Darüber hätte sich das Verwaltungsgericht nicht mit pauschalen eigenen Überlegungen dazu hinwegsetzen dürfen, dass dem Beschwerdeführer eine Fortsetzung der in Kenntnis seiner Umverteilung begonnenen Behandlung in Bielefeld "zuzumuten" sei und die Atteste "auch keine unmittelbare konkrete und wesentliche Leibes- oder Lebensgefahr" belegten. Hinsichtlich der Reise- und Transportfähigkeit sowie einer Suizidgefahr fehlte dem Verwaltungsgericht die - im Übrigen nicht belegte - medizinische und psychologische Fachkompetenz für eine derartige Annahme (vgl. zur fehlenden eigenen Sachkunde des Tatrichters im Verwaltungsprozess BVerwG, Beschlüsse vom 28. März 2006 - BVerwG 1 B 91.05 -, juris Rn. 7, und vom 22. Dezember 2008 - BVerwG 5 B 100.08 -, juris Rn. 2). Vielmehr hätte das Verwaltungsgericht angesichts der Schwere der nach den ärztlichen Attesten drohenden Grundrechtseingriffe entweder im Rahmen seiner auch im einstweiligen Rechtsschutzverfahren bestehenden Amtsermittlungspflicht gemäß § 86 VwGO (vgl. BVerfG, Beschluss vom 31. März 2004 - 1 BvR 356/04 -, juris Rn. 24; OVG Münster, Beschluss vom 11. Juni 2012 - 12 B 458/12 -, juris Rn. 5 f.) weiteren sachverständigen Rat einholen (beispielsweise auch bei den behandelnden Ärzten und Psychotherapeuten nachfragen) oder bei nicht ausräumbaren Zweifeln seine Entscheidung auf eine Folgenabwägung unter Beachtung der attestierten Gesundheitsgefahren stützen müssen (vgl. Beschluss vom 20. Dezember 2012, a. a. O.; zum Bundesrecht: Beschluss vom 30. April 2008 - 2 BvR 338/08 -, juris Rn. 4 m. w. N.).

cc) Die Entscheidung beruht auch auf den festgestellten Grundrechtsverletzungen. Es ist nicht ausgeschlossen, dass das Verwaltungsgericht bei ausreichender Beachtung der Grundrechte des Beschwerdeführers zu einer für ihn günstigeren Entscheidung gelangt wäre.
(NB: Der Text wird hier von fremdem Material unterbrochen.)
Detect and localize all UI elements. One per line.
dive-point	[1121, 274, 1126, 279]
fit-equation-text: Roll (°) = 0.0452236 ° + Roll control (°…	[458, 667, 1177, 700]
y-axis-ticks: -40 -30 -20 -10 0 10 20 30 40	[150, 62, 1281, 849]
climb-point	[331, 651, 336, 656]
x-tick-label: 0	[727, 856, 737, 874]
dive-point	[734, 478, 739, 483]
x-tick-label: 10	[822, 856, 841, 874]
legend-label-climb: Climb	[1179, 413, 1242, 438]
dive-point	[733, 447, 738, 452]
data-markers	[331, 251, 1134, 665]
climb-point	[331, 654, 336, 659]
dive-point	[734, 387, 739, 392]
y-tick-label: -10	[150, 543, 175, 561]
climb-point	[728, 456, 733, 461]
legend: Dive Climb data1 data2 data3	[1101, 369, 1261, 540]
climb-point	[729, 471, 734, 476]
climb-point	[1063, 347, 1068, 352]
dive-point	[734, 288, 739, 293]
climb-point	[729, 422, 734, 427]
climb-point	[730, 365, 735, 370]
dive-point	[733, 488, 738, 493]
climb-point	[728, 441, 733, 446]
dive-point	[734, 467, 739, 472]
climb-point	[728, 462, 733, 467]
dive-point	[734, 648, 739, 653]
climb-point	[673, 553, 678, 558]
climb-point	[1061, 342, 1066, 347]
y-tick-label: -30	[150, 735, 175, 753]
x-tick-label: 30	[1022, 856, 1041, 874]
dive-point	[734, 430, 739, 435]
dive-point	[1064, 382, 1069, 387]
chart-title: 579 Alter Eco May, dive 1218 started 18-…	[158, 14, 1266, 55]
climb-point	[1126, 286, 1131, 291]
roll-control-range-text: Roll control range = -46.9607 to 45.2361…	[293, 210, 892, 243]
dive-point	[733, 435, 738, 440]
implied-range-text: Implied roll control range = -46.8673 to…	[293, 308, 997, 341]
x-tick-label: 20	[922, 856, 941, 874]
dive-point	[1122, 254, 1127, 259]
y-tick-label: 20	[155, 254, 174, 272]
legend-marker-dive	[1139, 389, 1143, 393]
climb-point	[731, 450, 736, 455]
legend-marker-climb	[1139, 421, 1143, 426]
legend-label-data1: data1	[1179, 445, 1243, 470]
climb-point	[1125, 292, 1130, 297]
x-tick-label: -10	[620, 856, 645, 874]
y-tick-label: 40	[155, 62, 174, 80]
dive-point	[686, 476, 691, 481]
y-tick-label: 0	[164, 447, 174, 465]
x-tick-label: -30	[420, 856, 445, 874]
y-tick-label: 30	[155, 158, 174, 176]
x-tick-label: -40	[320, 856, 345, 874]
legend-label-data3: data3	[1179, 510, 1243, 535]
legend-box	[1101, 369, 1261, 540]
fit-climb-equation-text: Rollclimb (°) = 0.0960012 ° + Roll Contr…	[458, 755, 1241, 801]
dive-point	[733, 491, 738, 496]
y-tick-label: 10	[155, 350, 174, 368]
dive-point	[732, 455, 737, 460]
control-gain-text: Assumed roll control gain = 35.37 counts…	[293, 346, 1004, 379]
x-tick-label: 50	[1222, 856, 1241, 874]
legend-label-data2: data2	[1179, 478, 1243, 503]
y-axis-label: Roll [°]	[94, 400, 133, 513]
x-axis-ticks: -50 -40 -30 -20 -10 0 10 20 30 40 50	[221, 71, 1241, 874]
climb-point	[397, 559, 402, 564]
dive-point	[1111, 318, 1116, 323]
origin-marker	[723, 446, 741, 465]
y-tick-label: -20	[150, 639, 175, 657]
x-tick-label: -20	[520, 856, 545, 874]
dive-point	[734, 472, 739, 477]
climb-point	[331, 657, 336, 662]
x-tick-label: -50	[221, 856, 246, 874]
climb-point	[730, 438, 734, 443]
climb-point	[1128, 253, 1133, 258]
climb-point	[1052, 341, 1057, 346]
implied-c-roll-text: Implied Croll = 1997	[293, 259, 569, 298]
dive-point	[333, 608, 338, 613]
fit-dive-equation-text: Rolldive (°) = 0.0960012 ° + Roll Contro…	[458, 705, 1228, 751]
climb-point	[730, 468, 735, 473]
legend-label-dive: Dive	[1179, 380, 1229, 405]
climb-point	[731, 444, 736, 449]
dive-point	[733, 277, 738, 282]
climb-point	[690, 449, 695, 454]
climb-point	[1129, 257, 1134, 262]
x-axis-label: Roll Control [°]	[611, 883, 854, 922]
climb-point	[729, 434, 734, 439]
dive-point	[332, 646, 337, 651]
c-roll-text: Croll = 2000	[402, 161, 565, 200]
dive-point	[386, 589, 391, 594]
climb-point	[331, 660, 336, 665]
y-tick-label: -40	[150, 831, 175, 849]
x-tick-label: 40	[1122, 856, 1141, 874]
c) Auf die von dem Beschwerdeführer geltend gemachte Verletzung weiterer Grundrechte kommt es danach nicht mehr an.

3. Mit der Entscheidung über die Verfassungsbeschwerde erledigt sich der Antrag auf Erlass einer einstweiligen Anordnung.

III.

Die angegriffene Entscheidung vom 12. August 2013 ist nach § 54 Abs. 3 VerfGHG aufzuheben und die Sache in entsprechender Anwendung des § 95 Abs. 2 BVerfGG an das Verwaltungsgericht zurückzuverweisen.

Die Kostenentscheidung beruht auf den §§ 33, 34 VerfGHG.

Mit dieser Entscheidung sind die Verfahren vor dem Verfassungsgerichtshof abgeschlossen.